Diketahui, Masjid Jami Nurul Falah Cijangkar mengalami erosi akibat longsor beberapa waktu lalu. Mengingat hal penting tersebut, jajaran Koramil 2208 Nyalindung di hari ulang tahun Infantri ke-73 melakukan kerja bakti perbaikan TPT Masjid yang tergerus, longsor itu.
Kegiatan bakti sosial dipimpin langsung Danramil 2208/Nyalindung Kapten Infantri Kusmana yang didampingi oleh P2BK Nyalindung A.Ahmad, Babinkamtibmas Cijangkar Bripka Muldani dan Bripda Aldi Garda Pranata.
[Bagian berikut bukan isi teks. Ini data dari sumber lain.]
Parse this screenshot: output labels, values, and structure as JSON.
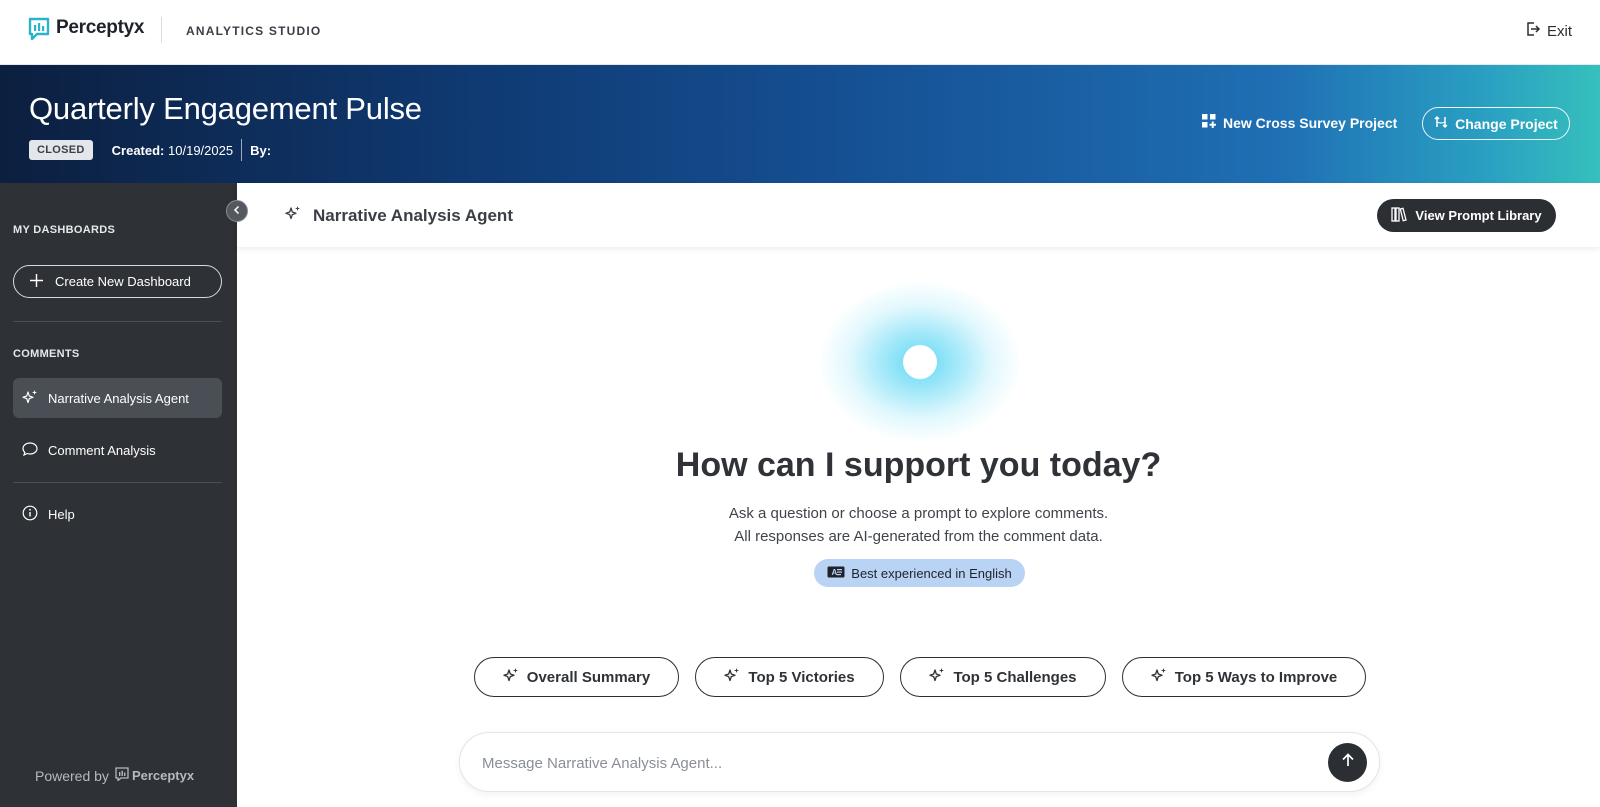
{
  "topbar": {
    "brand_name": "Perceptyx",
    "studio_label": "ANALYTICS STUDIO",
    "exit_label": "Exit"
  },
  "project": {
    "title": "Quarterly Engagement Pulse",
    "status": "CLOSED",
    "created_label": "Created:",
    "created_value": "10/19/2025",
    "by_label": "By:",
    "new_cross_survey_label": "New Cross Survey Project",
    "change_project_label": "Change Project"
  },
  "sidebar": {
    "dashboards_heading": "MY DASHBOARDS",
    "create_dashboard_label": "Create New Dashboard",
    "comments_heading": "COMMENTS",
    "items": [
      {
        "label": "Narrative Analysis Agent",
        "icon": "sparkles-icon",
        "active": true
      },
      {
        "label": "Comment Analysis",
        "icon": "chat-bubble-icon",
        "active": false
      }
    ],
    "help_label": "Help",
    "powered_by_label": "Powered by",
    "powered_brand": "Perceptyx"
  },
  "main": {
    "agent_title": "Narrative Analysis Agent",
    "library_label": "View Prompt Library",
    "greeting": "How can I support you today?",
    "sub_line_1": "Ask a question or choose a prompt to explore comments.",
    "sub_line_2": "All responses are AI-generated from the comment data.",
    "language_note": "Best experienced in English",
    "prompts": [
      {
        "label": "Overall Summary"
      },
      {
        "label": "Top 5 Victories"
      },
      {
        "label": "Top 5 Challenges"
      },
      {
        "label": "Top 5 Ways to Improve"
      }
    ],
    "composer_placeholder": "Message Narrative Analysis Agent..."
  },
  "colors": {
    "brand_teal": "#2bb3c9",
    "sidebar_bg": "#2e3136",
    "sidebar_active": "#4a4e55",
    "dark_button": "#2b2e33",
    "language_pill": "#b9d3f5",
    "orb_glow": "#5ad7f5"
  }
}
Dukungan mengalir dari Pemerintah Desa Cijangkar yang diwakili oleh Kadus Sindangsari Suhanda, Kasatgas Linmas Heri Nurjahid serta tokoh masyarakat setempat bersama-sama melaksanakan kegiatan bakti sosial tersebut.
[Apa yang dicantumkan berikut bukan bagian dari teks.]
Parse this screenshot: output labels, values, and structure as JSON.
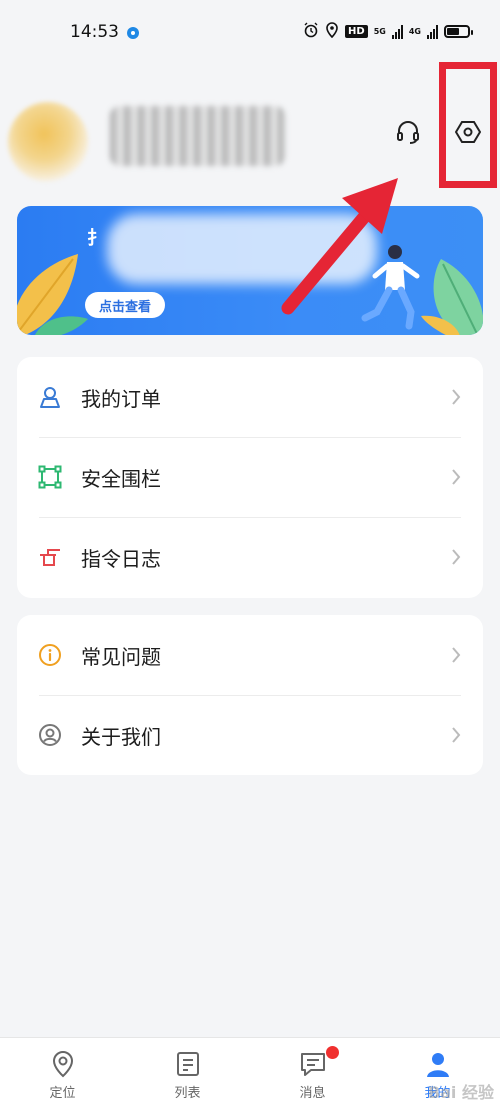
{
  "status_bar": {
    "time": "14:53",
    "hd_label": "HD",
    "net1": "5G",
    "net2": "4G"
  },
  "banner": {
    "title_partial": "扌",
    "button_label": "点击查看"
  },
  "menu": {
    "group1": [
      {
        "label": "我的订单",
        "icon": "person-icon",
        "color": "#3a7bd5"
      },
      {
        "label": "安全围栏",
        "icon": "fence-icon",
        "color": "#2eb872"
      },
      {
        "label": "指令日志",
        "icon": "command-icon",
        "color": "#e5484d"
      }
    ],
    "group2": [
      {
        "label": "常见问题",
        "icon": "info-icon",
        "color": "#f0a020"
      },
      {
        "label": "关于我们",
        "icon": "user-circle-icon",
        "color": "#777777"
      }
    ]
  },
  "bottom_nav": [
    {
      "label": "定位",
      "icon": "location-pin-icon",
      "active": false
    },
    {
      "label": "列表",
      "icon": "list-icon",
      "active": false
    },
    {
      "label": "消息",
      "icon": "message-icon",
      "active": false,
      "badge": true
    },
    {
      "label": "我的",
      "icon": "user-icon",
      "active": true
    }
  ],
  "watermark": "Bai 经验",
  "colors": {
    "accent": "#2f7cf6",
    "annotation": "#e52535",
    "background": "#f4f5f7"
  }
}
“Kegiatan ini dalam rangka HUT Infanteri Ke-73 tahun 2021 dengan tema “Infanteri yang Solid, Visioner dan Profesional” dengan tujuannya adalah agar dapat meningkatkan sinergitas TNI dengan masyarakat melalui kegiatan nyata,” ucap Danramil Nyalindung yang diwakili Sertu Agus M kepada Lingkarpena.id.
Sertu Agus M menambahkan, “Kegiatan ini merupakan salah satu bentuk aksi nyata TNI dalam rangka memperingati HUT Infantri ke 73 tahun 2021. Infanteri yang Solid, visioner dan profesional yang bertujuan untuk meningkatkan sinergitas dan rasa gotong-royong di masyarakat,” tambah Sertu Agus M.
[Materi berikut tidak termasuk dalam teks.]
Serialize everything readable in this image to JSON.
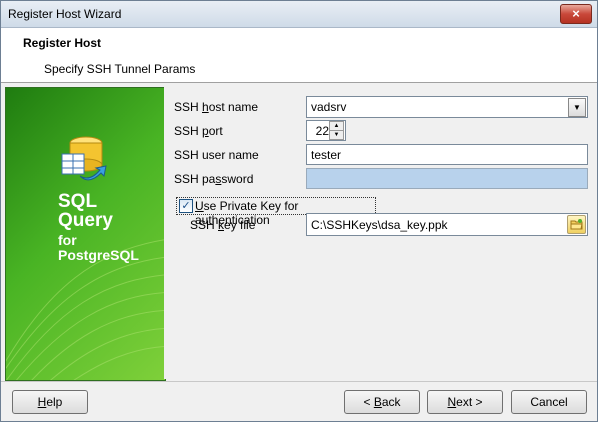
{
  "window": {
    "title": "Register Host Wizard",
    "close_label": "×"
  },
  "header": {
    "title": "Register Host",
    "subtitle": "Specify SSH Tunnel Params"
  },
  "banner": {
    "line1": "SQL",
    "line2": "Query",
    "line3": "for",
    "line4": "PostgreSQL",
    "icon": "database-arrow-icon"
  },
  "form": {
    "host": {
      "label_pre": "SSH ",
      "label_u": "h",
      "label_post": "ost name",
      "value": "vadsrv"
    },
    "port": {
      "label_pre": "SSH ",
      "label_u": "p",
      "label_post": "ort",
      "value": "22"
    },
    "user": {
      "label": "SSH user name",
      "value": "tester"
    },
    "password": {
      "label_pre": "SSH pa",
      "label_u": "s",
      "label_post": "sword",
      "value": ""
    },
    "use_private_key": {
      "label_u": "U",
      "label_post": "se Private Key for authentication",
      "checked": true,
      "check_glyph": "✓"
    },
    "key_file": {
      "label_pre": "SSH ",
      "label_u": "k",
      "label_post": "ey file",
      "value": "C:\\SSHKeys\\dsa_key.ppk"
    }
  },
  "footer": {
    "help": {
      "u": "H",
      "rest": "elp"
    },
    "back": {
      "pre": "< ",
      "u": "B",
      "rest": "ack"
    },
    "next": {
      "u": "N",
      "rest": "ext >"
    },
    "cancel": "Cancel"
  }
}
Sementara itu, pemerintah desa Cijangkar Ahmad menambahkan, dirinya berharap agar kegiatan bakti sosial dapat menumbuhkan semangat budaya gotong-royong yang mulai memudar. Dirinya menilai, saat ini kegiatan gotong-royong di daerah mulai pelan-pelan sirna.
“Aksi yang dilakukan TNI ini sangat Bagus. Ya kegiatan semacam ini patut dilestarikan lagi oleh warga masyarakat. Saya berharap ini bisa terus berlanjut dan di tingkatkan lagi oleh masyarakat,” sambungnya.